Berchtesgaden
Kampf um die Karriere

ERC-Verteidiger Benedikt Kohl arbeitet nach Viruserkrankung an Comeback - mit offenem Ausgang

30.05.2018 | Stand 23.09.2023, 3:23 Uhr
Leisten-Operation und Virusinfektion: Benedikt Kohl hat zwei verkorkste Spielzeiten hinter sich. −Foto: Meyer

Berchtesgaden/Ingolstadt (DK) Zwei Spielzeiten zum Vergessen hat Benedikt Kohl hinter sich. Im Sommer 2016 musste sich der Verteidiger des ERC Ingolstadt einer Leisten-Operation unterziehen, ehe ihn das Epstein-Barr-Virus außer Gefecht setzte. Der 30-Jährige ist allerdings guter Dinge, in der kommenden Saison wieder der Alte zu sein. Sicher sein kann er sich allerdings nicht - denn das Virus verbleibt ein Leben lang im Körper.

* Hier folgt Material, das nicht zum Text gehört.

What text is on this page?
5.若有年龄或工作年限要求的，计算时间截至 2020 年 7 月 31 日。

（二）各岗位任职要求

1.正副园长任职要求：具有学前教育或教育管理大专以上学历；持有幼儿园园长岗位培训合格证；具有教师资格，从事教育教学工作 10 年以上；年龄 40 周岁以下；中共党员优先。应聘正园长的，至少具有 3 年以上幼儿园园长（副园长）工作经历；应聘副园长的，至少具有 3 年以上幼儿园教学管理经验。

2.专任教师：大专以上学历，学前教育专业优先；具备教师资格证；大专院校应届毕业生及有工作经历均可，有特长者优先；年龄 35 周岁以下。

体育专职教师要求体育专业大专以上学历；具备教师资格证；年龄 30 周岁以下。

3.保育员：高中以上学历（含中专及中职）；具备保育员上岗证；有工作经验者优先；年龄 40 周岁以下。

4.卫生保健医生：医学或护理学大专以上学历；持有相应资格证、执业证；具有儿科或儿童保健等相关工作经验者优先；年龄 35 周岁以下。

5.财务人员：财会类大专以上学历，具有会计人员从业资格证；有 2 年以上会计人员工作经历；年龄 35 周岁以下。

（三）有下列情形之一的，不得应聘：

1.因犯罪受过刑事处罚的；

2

Bei einer Mountainbike-Tour zu den Almen in seiner Heimat im Berchtesgadener Land sammelte Kohl am Mittwoch Kraft für die kommende Saison in der Deutschen Eishockey-Liga (DEL). Die soll nach dem Willen des Verteidigers wieder erfolgreicher verlaufen als die vergangenen beiden Seuchenjahre. Zur Erinnerung: Wegen einer Leisten-Operation verpasste Kohl fast die gesamte Vorbereitung auf die Spielzeit 2016/17, die für den sonst so verlässlichen Nationalspieler mit nur einem Treffer und einem Plus-Minus-Wert (Differenz von Treffern und Gegentreffern bei eigener Eiszeit) von -15 enttäuschend verlief. "Das Virus hat schon in der Endphase dieser Saison mitgespielt", ist Kohl sicher.

Der Verteidiger meint damit das Epstein-Barr-Virus aus der Familie der Herpesviren, das unter anderem das Pfeiffersche Drüsenfieber auslöst. Fast alle Erwachsenen tragen es in sich, doch vor allem Spitzensportler gelten durch hohe Belastungen und die damit verbundene kurzfristige Schwächung des Immunsystems als anfällig für den Ausbruch.

Besonders schlimm erwischte es Olaf Bodden. Der ehemalige Fußballer des TSV 1860 München erkrankte vor mehr als 20 Jahren am Pfeifferschen Drüsenfieber, leidet als Folge nun am Chronischen Erschöpfungssyndrom und ist ein Pflegefall. Auch ERC-Verteidiger Kohl kennt den Fall. "Man sollte aber nicht schauen, wie die Krankheit bei anderen verlaufen ist", meint Kohl. "Bei jedem spielen andere Faktoren mit rein, es gibt verschiedene Ausprägungen und auch verschiedene Meinungen der Ärzte."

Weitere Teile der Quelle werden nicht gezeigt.